How Can We Stay Well During Difficult Times
Sometimes, in times like these, it almost doesn’t feel real what’s happening around you and around the world. Even for me being in one of the recent hot spot cities of San Antonio, but, it is real. People are getting sick and dying nearly every day in my hometown from a virus that has become a pandemic. A pandemic – a medical term I remember writing down on flashcards preparing for a test for a medical terminology class I was taking in high school. Never once did I think about or grasp what it would mean to experience one – a breakout of a virus across the entire planet.
Looking back on those times I can almost laugh at myself in Freshman Biology when I was traumatized after having to read The Hot Zone – a book about an ebola outbreak. I can vividly remember the first scene that freaked me out: a man sitting on a flight having the graphic symptoms hit him while in the air. I won’t go into the gory details nor will I ask you to act out similarly disturbing scenes in front of your classmates. Loved my teacher, but that was a bit much for my early teenage anxiety.
So what has this self-reflection done? Well, for me it opens my eyes to a couple of important points. The Ebola outbreak set in this book was an epidemic, not a pandemic, and yet I was so affected by this story because of one individual’s experience that I couldn’t sleep at night. I believe that’s what’s so important to remember now more than ever – the individual. It can be easy to glaze over the numbers and become desensitized as they continue to increase into a range our mind can’t grasp; but, we have to remember every single digit represents a life who has experienced what this virus can do whether mildly or severely. We have to realize that every person on this planet has been affected by COVID-19 whether they have caught it themselves or had their lives adjusted to new ways of living to prevent the spread. It’s never been just about us as individuals, it’s about our entire world. In a way it’s one of those devastatingly beautiful ways of remembering we’re all human, we’re all the same, and we’re all connected. It makes me ask myself what I can do for the greater good of those around me even if those actions are small.

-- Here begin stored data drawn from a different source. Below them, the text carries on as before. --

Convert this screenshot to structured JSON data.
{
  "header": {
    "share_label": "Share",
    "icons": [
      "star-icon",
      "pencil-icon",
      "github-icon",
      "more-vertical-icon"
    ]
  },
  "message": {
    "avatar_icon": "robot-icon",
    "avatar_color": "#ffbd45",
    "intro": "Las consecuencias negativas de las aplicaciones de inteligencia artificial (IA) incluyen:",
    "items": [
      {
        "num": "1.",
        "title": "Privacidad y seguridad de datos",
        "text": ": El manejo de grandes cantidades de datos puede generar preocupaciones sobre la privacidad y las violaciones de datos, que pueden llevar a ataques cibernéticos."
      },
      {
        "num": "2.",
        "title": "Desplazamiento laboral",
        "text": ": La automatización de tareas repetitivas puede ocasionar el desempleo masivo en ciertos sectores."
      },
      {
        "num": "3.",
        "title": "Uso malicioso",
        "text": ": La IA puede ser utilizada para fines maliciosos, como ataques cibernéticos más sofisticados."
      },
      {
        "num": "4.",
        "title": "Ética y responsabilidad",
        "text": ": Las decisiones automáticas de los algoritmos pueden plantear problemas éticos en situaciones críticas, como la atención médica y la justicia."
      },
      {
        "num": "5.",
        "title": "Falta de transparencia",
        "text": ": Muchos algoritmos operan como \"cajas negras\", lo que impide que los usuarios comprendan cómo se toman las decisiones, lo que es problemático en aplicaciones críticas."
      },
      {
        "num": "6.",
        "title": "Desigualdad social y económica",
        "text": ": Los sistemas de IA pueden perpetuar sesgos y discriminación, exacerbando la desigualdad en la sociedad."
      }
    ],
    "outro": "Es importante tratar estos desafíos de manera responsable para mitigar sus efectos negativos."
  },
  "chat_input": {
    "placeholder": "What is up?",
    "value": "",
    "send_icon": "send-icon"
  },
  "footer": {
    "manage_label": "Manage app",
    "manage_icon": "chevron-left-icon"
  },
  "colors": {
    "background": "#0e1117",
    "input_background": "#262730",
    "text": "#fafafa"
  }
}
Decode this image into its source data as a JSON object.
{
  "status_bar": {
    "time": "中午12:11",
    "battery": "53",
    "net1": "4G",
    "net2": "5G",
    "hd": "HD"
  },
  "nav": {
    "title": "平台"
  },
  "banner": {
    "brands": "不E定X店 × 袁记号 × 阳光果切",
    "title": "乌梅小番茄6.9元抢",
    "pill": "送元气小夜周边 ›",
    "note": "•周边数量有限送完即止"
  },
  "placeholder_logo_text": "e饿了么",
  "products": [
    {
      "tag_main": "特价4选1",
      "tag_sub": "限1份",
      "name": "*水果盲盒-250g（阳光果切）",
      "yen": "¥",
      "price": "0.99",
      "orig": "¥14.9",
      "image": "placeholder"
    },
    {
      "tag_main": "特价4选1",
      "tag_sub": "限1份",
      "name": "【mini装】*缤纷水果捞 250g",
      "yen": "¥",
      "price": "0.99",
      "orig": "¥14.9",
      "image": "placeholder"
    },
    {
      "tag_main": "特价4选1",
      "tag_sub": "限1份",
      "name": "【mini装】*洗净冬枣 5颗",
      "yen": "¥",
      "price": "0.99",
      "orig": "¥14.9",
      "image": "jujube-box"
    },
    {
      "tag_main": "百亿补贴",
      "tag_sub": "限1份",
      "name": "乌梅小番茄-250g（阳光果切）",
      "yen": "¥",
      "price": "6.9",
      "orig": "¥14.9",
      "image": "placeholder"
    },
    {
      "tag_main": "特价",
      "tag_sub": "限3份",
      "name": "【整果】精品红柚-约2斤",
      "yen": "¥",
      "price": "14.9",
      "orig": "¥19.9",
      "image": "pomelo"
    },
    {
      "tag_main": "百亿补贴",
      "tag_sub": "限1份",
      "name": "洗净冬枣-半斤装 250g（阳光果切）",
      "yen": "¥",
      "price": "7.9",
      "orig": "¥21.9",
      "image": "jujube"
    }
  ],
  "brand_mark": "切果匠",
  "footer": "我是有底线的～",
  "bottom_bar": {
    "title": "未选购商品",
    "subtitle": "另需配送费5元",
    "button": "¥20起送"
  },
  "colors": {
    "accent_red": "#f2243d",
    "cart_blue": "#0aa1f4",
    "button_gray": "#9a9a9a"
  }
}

Another point I’ve taken away from this self-reflection is that I am so grateful that the symptoms of this virus are so varied rather than a set, clear, severe symptom like ebola. It’s a strange thing to be thankful for since it also alludes to the fact that we still don’t know everything this virus can do nor do we fully understand the secondary effects this virus has on those who get it. But, I am grateful that some people who get the virus have more mild experiences. I’m personally grateful for this because Nick and I got COVID-19 in June and we were lucky enough to only be on the couch for a few days with migraines, fevers, and overall tiredness and achy muscles. Thankfully nothing like the hemorrhagic fevers of ebola. But unfortunately, the varied nature of symptoms means that others are not so lucky and have had much worse symptoms. Some have experienced extreme discomfort, permanent health effects, and even lost their lives. My heart goes out to all of those individuals and their loved ones and I know I can’t begin to understand the heartbreak you’ve felt. My hope is that as we move forward more information is released in mainstream media about what can help people prevent a serious effect in their bodies. My hope is also that there are more individuals who make up the numbers that are mildly affected who can heal at home rather than having to need serious medical attention in hospitals. It’s a lot to hope for, but I think it’s possible and in the meantime, I point you in the direction of people like Dr. Rhonda Patrick and Dr. Peter Hotez who have come out with beneficial information about how you can help give your body more of what it needs to stay as healthy as possible.
Even though the point of this blog was to share my thoughts on how to stay well during these difficult times, I know I’ve taken the long way around to get to my point. But I share my personal experiences and self-reflection because I feel it puts things into perspective and may help you see how to relate to all that is happening around us in your own way. It encourages self-reflection and coming to a deeper understanding of ourselves and what we need. Being well is more than just being physically well. To me, mental, emotional, and spiritual wellness are at times even more important. Our mental fortitude can dictate how we process and react through experiences like we are having now of isolation and restrictions of how we usually freely live. The more we understand ourselves, how past events have shaped us, and how we react to the world around us all lead us to a better understanding of how to move forward as best we can.
Being mentally and emotionally well also means we have to recognize what may trigger our fears or insecurities. Added stress on our system does us no good. If the news makes you anxious, trust me, take a few days off. I promise it’ll be the same whether you watch it or not. Learn to make the best decisions for you. It’s healthy to give yourself a mental break and reduce the stimulation that stresses you out. This stress releases hormones that put your body into flight or fight mode and have the potential to increase your inflammation levels meaning your body may have difficulty fighting off potential invaders if they should come.
So, how do we stay well during difficult times? I believe it’s when we take time to truly listen to ourselves. What do you need? Do you need to stop scrolling on Facebook because you always get off feeling upset? Delete it from your phone. Do you need to get outside and disconnect from the doom and gloom? Set time to be in nature or reach out to your loved ones and spread love and connectedness. You know yourself better than anyone else. What makes you happy and gives you joy? Surround yourself with those things that lift your spirit and keep you feeling balanced, positive, and well and I promise these times will seem a little less difficult.